Movies You Might Have Missed: The Sword of Doom

Title: The Sword of Doom (Dai-bosatsu tôge)
Release Date: 1966
Rating: N/A
Length: 120 minutes
Director: Kihachi Okamoto
Starring: Tatsuya Nakadai, Michiyo Aratama, Yuzo Kayama
Language: Japanese
Country: Japan

I’m going to spoil the end of the movie a little ways down the page. It won’t detract from your enjoyment of the movie, though, I’m quite certain. It might even enhance your enjoyment, frankly, by avoiding some otherwise inevitable confusion. You’d be okay either way; I saw it the first time without knowing the end and I still enjoyed it despite my confusion.

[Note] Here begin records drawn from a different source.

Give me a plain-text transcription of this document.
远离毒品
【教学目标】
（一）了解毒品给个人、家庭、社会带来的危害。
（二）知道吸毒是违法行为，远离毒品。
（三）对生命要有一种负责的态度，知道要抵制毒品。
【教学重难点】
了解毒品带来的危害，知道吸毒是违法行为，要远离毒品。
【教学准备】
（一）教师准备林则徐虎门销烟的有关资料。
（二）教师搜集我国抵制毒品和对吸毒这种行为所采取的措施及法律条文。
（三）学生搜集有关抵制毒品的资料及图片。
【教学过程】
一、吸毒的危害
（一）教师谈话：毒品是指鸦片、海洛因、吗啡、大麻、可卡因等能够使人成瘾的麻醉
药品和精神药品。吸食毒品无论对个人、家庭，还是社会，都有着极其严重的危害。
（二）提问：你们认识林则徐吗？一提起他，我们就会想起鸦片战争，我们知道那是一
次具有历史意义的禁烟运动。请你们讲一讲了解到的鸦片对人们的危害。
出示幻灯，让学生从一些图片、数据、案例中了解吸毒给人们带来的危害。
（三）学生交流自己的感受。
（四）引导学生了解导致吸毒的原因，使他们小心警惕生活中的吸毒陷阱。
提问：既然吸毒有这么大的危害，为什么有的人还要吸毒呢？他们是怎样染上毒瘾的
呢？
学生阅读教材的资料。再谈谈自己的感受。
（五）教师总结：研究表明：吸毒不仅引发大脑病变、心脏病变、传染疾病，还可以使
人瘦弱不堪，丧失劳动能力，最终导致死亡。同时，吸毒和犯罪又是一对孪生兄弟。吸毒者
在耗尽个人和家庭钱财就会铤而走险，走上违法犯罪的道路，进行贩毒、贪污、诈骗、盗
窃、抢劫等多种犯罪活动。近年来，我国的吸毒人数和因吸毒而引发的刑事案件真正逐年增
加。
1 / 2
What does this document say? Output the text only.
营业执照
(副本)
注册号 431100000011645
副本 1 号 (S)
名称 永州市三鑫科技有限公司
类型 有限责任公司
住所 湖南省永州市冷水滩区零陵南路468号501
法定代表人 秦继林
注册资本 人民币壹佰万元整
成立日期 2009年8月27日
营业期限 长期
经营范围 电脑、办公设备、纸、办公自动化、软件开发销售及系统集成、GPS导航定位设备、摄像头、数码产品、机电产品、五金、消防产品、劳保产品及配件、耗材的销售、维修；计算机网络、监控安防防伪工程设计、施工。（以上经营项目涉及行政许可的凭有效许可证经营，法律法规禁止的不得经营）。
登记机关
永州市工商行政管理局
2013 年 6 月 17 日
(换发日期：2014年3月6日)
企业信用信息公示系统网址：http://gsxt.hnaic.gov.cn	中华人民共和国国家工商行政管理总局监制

A samurai film with Toshiro Mifune and Tatsuya Nakadai is like a Western with John Wayne and Lee Marvin: you don’t need to know any more about it to want to see it. Nakadai is both protagonist and villain and we are introduced to his character with a couple of murders and him taking advantage of a woman in desperate straits. He’s too good with his sword to be stopped by anyone seeking vengeance, but after he kills a the wronged husband in what was supposed to be a friendly competitive bout he’s thrown out of polite society.

He goes on the lam and ends up hiring out as a mercenary to a sort of political revolutionary group. The desperate woman he widowed in the duel goes with him and they end up having a child. We then switch to some scenes showing the granddaughter of the other murdered man and the thief that took her in after she was left alone in the world. Turns out they’re not minor characters after all? Nope, the girl then manages to fall for a young samurai who is studying the sword under the tutelage of Toshiro Mifune’s character. Mifune seems to be the only one who might be a match for Nakadai and his young protégé turns out to be the younger brother of… Look, it’s complicated. This isn’t even all the plot threads.

What ends up happening is that everything gets so convoluted that you look at the clock and start to wonder how on earth they’re going to wrap this up in the last 30 minutes. Well, spoiler time.

… Ready?

They don’t.

What makes this film so confusing is that it ends with Nakadai’s character in a freeze-frame while he’s mid-rampage through a burning inn. Nothing has been resolved with almost any of the plot threads (there’s another death or two I didn’t mention already) it’s just “The End”. And since the credits are at the beginning, it feels very, very abrupt. There’s no “to be continued” either, there’s no sequel, this is it. After having this experience the first time through, I did some quick research and found out that this was because the movie was supposed to be the first of (probably) three films. The film is actually the beginnings of an adaptation of one of the most famous Japanese novels ever and one of the longest (41 volumes!). The whole thing is actually about the fall of the shogunate as the ruling power in Japan and the rise of the Meiji Restoration that put the emperors back in power as much as it is about an evil swordsman under a curse or something.

So why is this still worth watching? Well, the acting is top-notch. Even the bit parts and character actors do solid work. The cinematography is beautiful and the story (such of it as we get) is interesting. Plus, it’s an interesting curiosity for cinema buffs; the first of a series where the rest of the series fails to be made. I’ll admit, this one might be one of the least accessible on the list, but I still think it’s one worth watching particularly if you like Japanese movies.